A crazy thing happened while you were recovering from your Christmas food coma, your friends were out buying booze for New Year’s Eve and nonprofits were pleading for end-of-the-year donations: Americans finally started saying nice things about their economy.
That’s according to Gallup’s daily economic confidence index, which for the first time since the recession showed consumer optimism edging out consumer pessimism.
Gallup’s index is based on responses to two poll questions: one on Americans’ views of current economic conditions and another on whether they think the economy is getting better or worse. Gallup adds the net percentage of Americans rating today’s economic conditions positively (that is, the share saying things are “excellent” or “good,” minus the share saying they’re “poor”) to the net percentage saying the economy is improving (“getting better” minus “getting worse”); the result is then divided by two, to create an index value that falls somewhere between plus-100 and minus-100. A number less than zero suggests that more Americans have a negative than positive view of the economy; greater than zero suggests the forces of optimism are winning out instead.

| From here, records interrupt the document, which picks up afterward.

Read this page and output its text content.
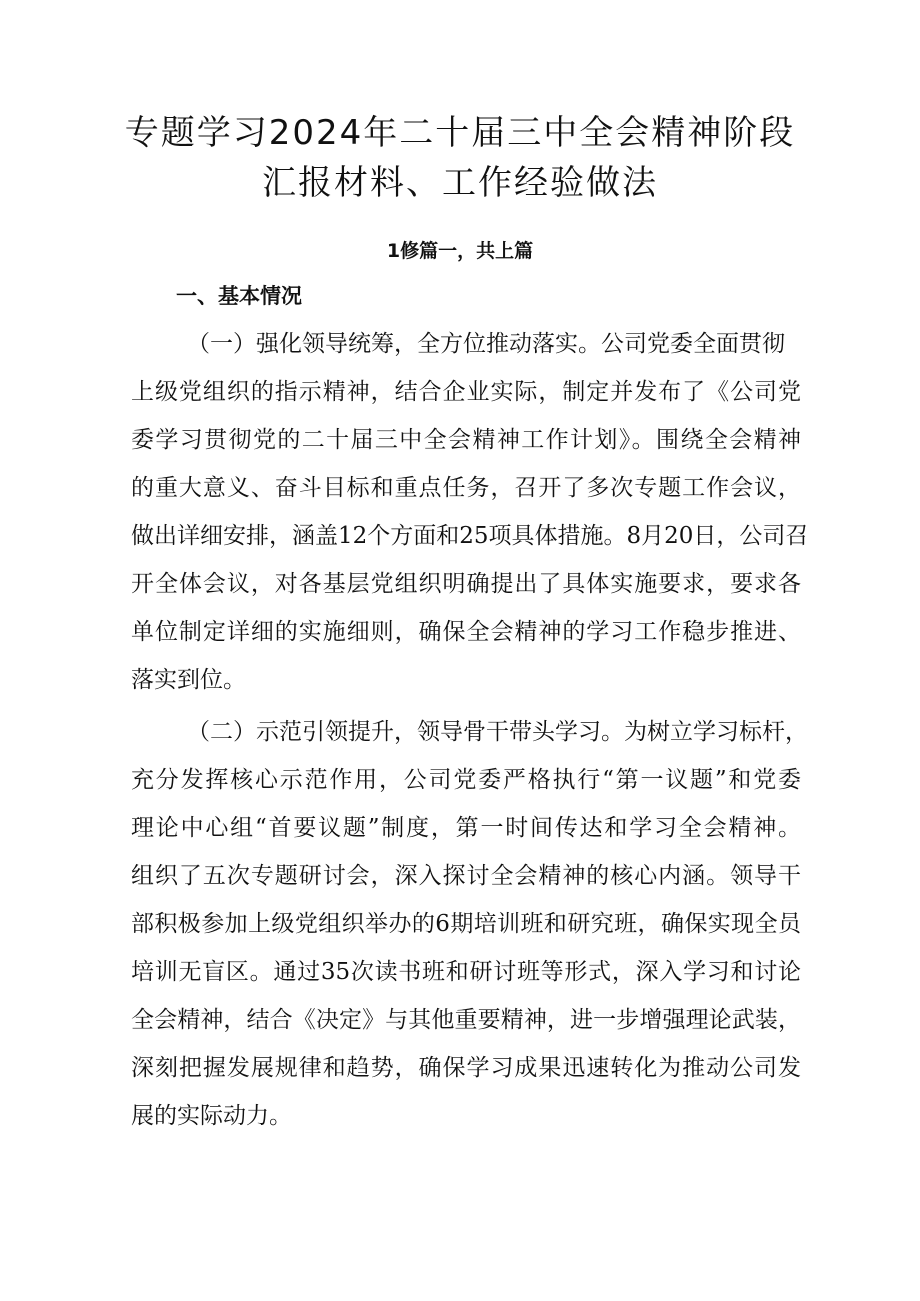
专题学习2024年二十届三中全会精神阶段
汇报材料、工作经验做法
1修篇一，共上篇
一、基本情况
（一）强化领导统筹，全方位推动落实。公司党委全面贯彻
上级党组织的指示精神，结合企业实际，制定并发布了《公司党
委学习贯彻党的二十届三中全会精神工作计划》。围绕全会精神
的重大意义、奋斗目标和重点任务，召开了多次专题工作会议，
做出详细安排，涵盖12个方面和25项具体措施。8月20日，公司召
开全体会议，对各基层党组织明确提出了具体实施要求，要求各
单位制定详细的实施细则，确保全会精神的学习工作稳步推进、
落实到位。
（二）示范引领提升，领导骨干带头学习。为树立学习标杆，
充分发挥核心示范作用，公司党委严格执行“第一议题”和党委
理论中心组“首要议题”制度，第一时间传达和学习全会精神。
组织了五次专题研讨会，深入探讨全会精神的核心内涵。领导干
部积极参加上级党组织举办的6期培训班和研究班，确保实现全员
培训无盲区。通过35次读书班和研讨班等形式，深入学习和讨论
全会精神，结合《决定》与其他重要精神，进一步增强理论武装，
深刻把握发展规律和趋势，确保学习成果迅速转化为推动公司发
展的实际动力。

In the week ending Dec. 28, the sun broke through the clouds. Gallup’s economic confidence index averaged a whopping plus-2.

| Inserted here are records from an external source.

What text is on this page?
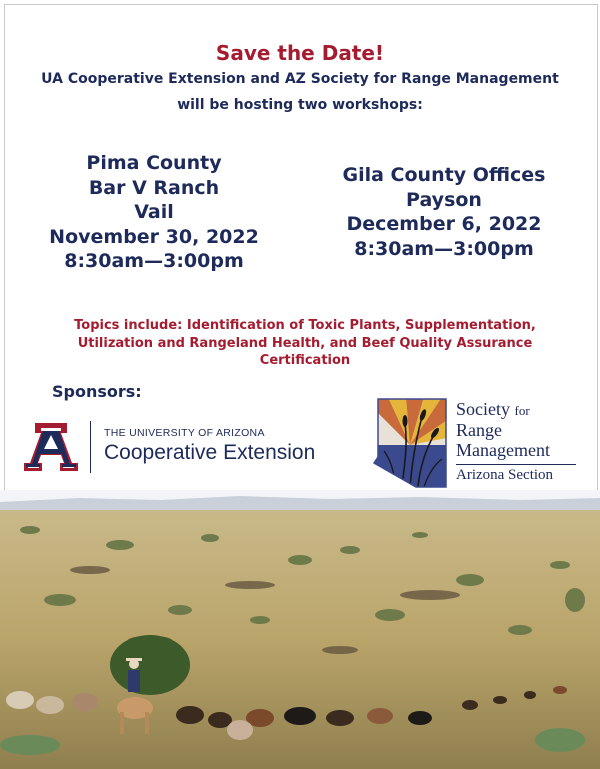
Save the Date!
UA Cooperative Extension and AZ Society for Range Management
will be hosting two workshops:
Pima County
Bar V Ranch
Vail
November 30, 2022
8:30am—3:00pm
Gila County Offices
Payson
December 6, 2022
8:30am—3:00pm
Topics include: Identification of Toxic Plants, Supplementation,
Utilization and Rangeland Health, and Beef Quality Assurance
Certification
Sponsors:
THE UNIVERSITY OF ARIZONA
Cooperative Extension
Society for
Range
Management
Arizona Section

Yes, plus-2. While not exactly gangbusters, the score represents the first time since early 2008 — when Gallup began compiling these data, shortly after the recession began — that we got a reading above zero. Plus, in the days since (at least as of Jan. 3), the index has stayed in the black.
I should note that there are other metrics for consumer optimism, but they’ve also been relatively buoyant. The Conference Board’s consumer confidence index has been generally climbing in recent months, and in December the University of Michigan consumer sentiment index was at its highest level since the last cyclical peak in January 2007.

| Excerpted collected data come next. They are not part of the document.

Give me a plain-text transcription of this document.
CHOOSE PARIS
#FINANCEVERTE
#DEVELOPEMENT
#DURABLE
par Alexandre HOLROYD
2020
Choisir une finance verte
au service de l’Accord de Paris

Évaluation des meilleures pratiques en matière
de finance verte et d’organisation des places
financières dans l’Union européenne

There are a few likely reasons why consumers are more upbeat.
The steep decline in gas prices — down about 30 percent in the last four months — has made people feel a little richer, with more pocket money available for Christmas presents and other expenses. Unemployment has skidded downward, too, to its lowest rate since before President Obama took office. Gross domestic product growth soared in the third quarter to its fastest pace since 2003. Even wages have ticked up a teeny bit recently, and Conference Board survey data suggest that consumers expect them to continue rising. On these and other metrics, economic conditions look relatively good, if belatedly so.
This is especially true when you compare economic conditions in the United States with those in some of our peer countries. The average unemployment rate across the euro zone is almost twice the level in the United States. And while output growth here has been tardy and until very recently pretty disappointing, at least our economy has not been shrinking most quarters over the past three years, as has been the case in, say, Italy. As I’ve written before, America’s and Europe’s divergent economic fates are partly due to deliberate policy choices (such as those made by the very activist Federal Reserve vs. the foot-dragging European Central Bank) and partly due to dumb luck (like having a global investor base that gobbles up your debt in times of crisis).
Europe’s troubles, of course, remain a latent risk for the United States, particularly in light of ongoing drama and posturing related to the upcoming Greek elections and whether Greece will get to restructure its debt again as a result. And emerging markets, such as Venezuela and Russia, show rumblings of major economic troubles. (One leading indicator of this: Carmen Reinhart, a Harvard professor and leading expert on international financial crises, told me she’s been more in demand than usual and has been asked to fly out to emerging markets around the world. “That’s usually a bad sign,” she says.)
Certainly these factors provide good reason to temper Americans’ already quite temperate optimism; that is, we shouldn’t expect Gallup’s modest economic confidence reading to reach legal drinking age anytime soon. And we are, of course, still trying to fill the vast holes created (or deepened) by the “Great Recession,” particularly where output, wage growth and employment are concerned. Perhaps the years of devastating losses have even conditioned us to get excited by anything approaching mediocrity. Been down so long it’s starting to look like up to us.